今日は、アメリカがなぜインドに接近しているかを取り上げ、国益とは何かを考えよう。

バイデン氏と語らうモディ首相 https://qr1.jp/jW89J0

きみが外交官になったときに、まずやらなくてはならないことは、国家として日本が付き合うべき国の値踏み、だ。

その国は日本にどんなメリットをもたらすのか。

それを勉強しよう。

アメリカがインドに接近する5つの理由

アメリカが、今インドに急接近しているんだ。

5つの理由がある。

1.対中国を念頭に置いて、インドの軍事力にあずかりたい

国にとって安全保障がいちばん大事なことなんだ。

だから軍事協力ができる国とは、仲良くしておきたいのさ。

しかし、インドはアメリカ軍に対し、全く軍事協力の気配を見せていない。

2.インドと手を組んで中国の覇権拡大を阻止したい

国っていうのはロシアだけじゃなく、何の規制もなければ領土を拡張する生来の欲望があるとされる。

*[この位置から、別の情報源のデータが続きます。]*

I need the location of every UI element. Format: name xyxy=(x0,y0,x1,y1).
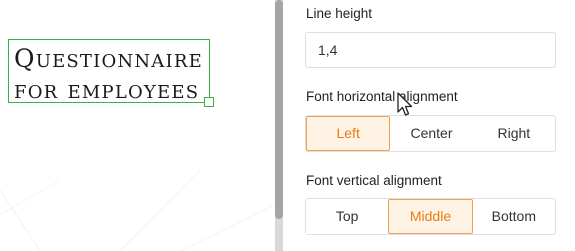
text-box-selected[interactable]: Questionnaire for employees xyxy=(8,39,214,107)
align-right-option[interactable]: Right xyxy=(473,116,555,151)
horizontal-alignment-selector: Left Center Right xyxy=(305,115,556,152)
panel-scrollbar-thumb[interactable] xyxy=(275,0,283,219)
resize-handle[interactable] xyxy=(204,97,214,107)
properties-panel: Line height 1,4 Font horizontal alignmen… xyxy=(283,0,575,251)
text-box-content[interactable]: Questionnaire for employees xyxy=(14,43,210,105)
line-height-input[interactable]: 1,4 xyxy=(305,32,556,68)
panel-scrollbar-track[interactable] xyxy=(275,0,283,251)
design-canvas[interactable]: Questionnaire for employees xyxy=(0,0,275,251)
mouse-pointer-icon xyxy=(397,92,413,116)
valign-bottom-option[interactable]: Bottom xyxy=(473,199,555,234)
valign-top-option[interactable]: Top xyxy=(306,199,388,234)
editor-page: Questionnaire for employees Line height … xyxy=(0,0,575,251)
line-height-label: Line height xyxy=(306,6,373,21)
align-left-option[interactable]: Left xyxy=(306,116,391,151)
vertical-alignment-selector: Top Middle Bottom xyxy=(305,198,556,235)
valign-middle-option[interactable]: Middle xyxy=(388,199,473,234)
align-center-option[interactable]: Center xyxy=(390,116,472,151)
canvas-background-pattern xyxy=(0,169,275,251)
vertical-alignment-label: Font vertical alignment xyxy=(306,173,442,188)
horizontal-alignment-label: Font horizontal alignment xyxy=(306,89,458,104)
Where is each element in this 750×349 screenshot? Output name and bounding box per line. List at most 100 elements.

中国はインド洋(The Indian Ocean)周辺の支配の欲望があるとされる。

https://qr1.jp/HLsjrP

インドはそれを阻止する軍事力を持っており、中国の領土拡大の野望をストップするという点で、アメリカとは共通の利益を持っている。

3.インドの製造力が米多国籍企業に必要

国益とはカネのことだ。

そして国益とは自国の大企業のことであり、それを盛況にさせることでもある。

インドはいまや中国に代わって世界の工場だ。

インドの工場のおかげで、アメリカの多国籍企業の生産拠点が母国アメリカに集中せず、分散することで大きなコストカットになっている。

4.気候変動問題の主役だから

アメリカの国益は、世界経済をアメリカのエンジンでまわすことだ。

経済活動の負の副産物として、地球がオーバーヒートし、そのせいで天変地異が頻発している。

アメリカの国益は、この件でリーダーシップをとることだ。

インドは、地球温暖化をもたらす温室効果ガスの放出では世界第三位であり、再生エネルギーの生産では世界四位だ。

インドは温暖化の犯人でもあり、救世主でもあるという微妙トリッキーな位置にいる。

しかし、ある意味、気候問題の解決のど真ん中にいるのだ。

5.インドの中国化を防ぐため

国益とは、しばしば、その国が信じる政治体制を守ることである。

例えば資本主義とか、社会主義だ。

中国はある意味やばい経済モデルを作ってしまった。それは国家主導の経済だ。

https://qr1.jp/TXlO9o

民主主義が機能しなくても、国家主導経済で成功する中国をうらやんでいる発展途上国は多い。

インドもそれを狙っているフシがある。

民主主義の盟主を自認するアメリカにとって、インドが中国になるのは、絶対阻止しなくてはならないのだ。

国益とは何か

さて、どうだっただろうか。

外交は国益、と言った。

国益は短期的な国益と、長期的なそれがある。

そして、国益とはそもそもなんなのか、は人によって違う。

そして、時間の経過によっても、つまり状況の変化によっても国益は何かは、変わってくる。

そういう意味では、政治学と経営学は同じなのだ。

まずは、変化を把握することから始めよ。

外交官になるキミは、歴史の勉強とともに、今の現在進行系の世界を常に見て、判断しなくてはならない。

僕はnoteで書くことで、そんなキミにこれからもヒントをあげられれば、と願う。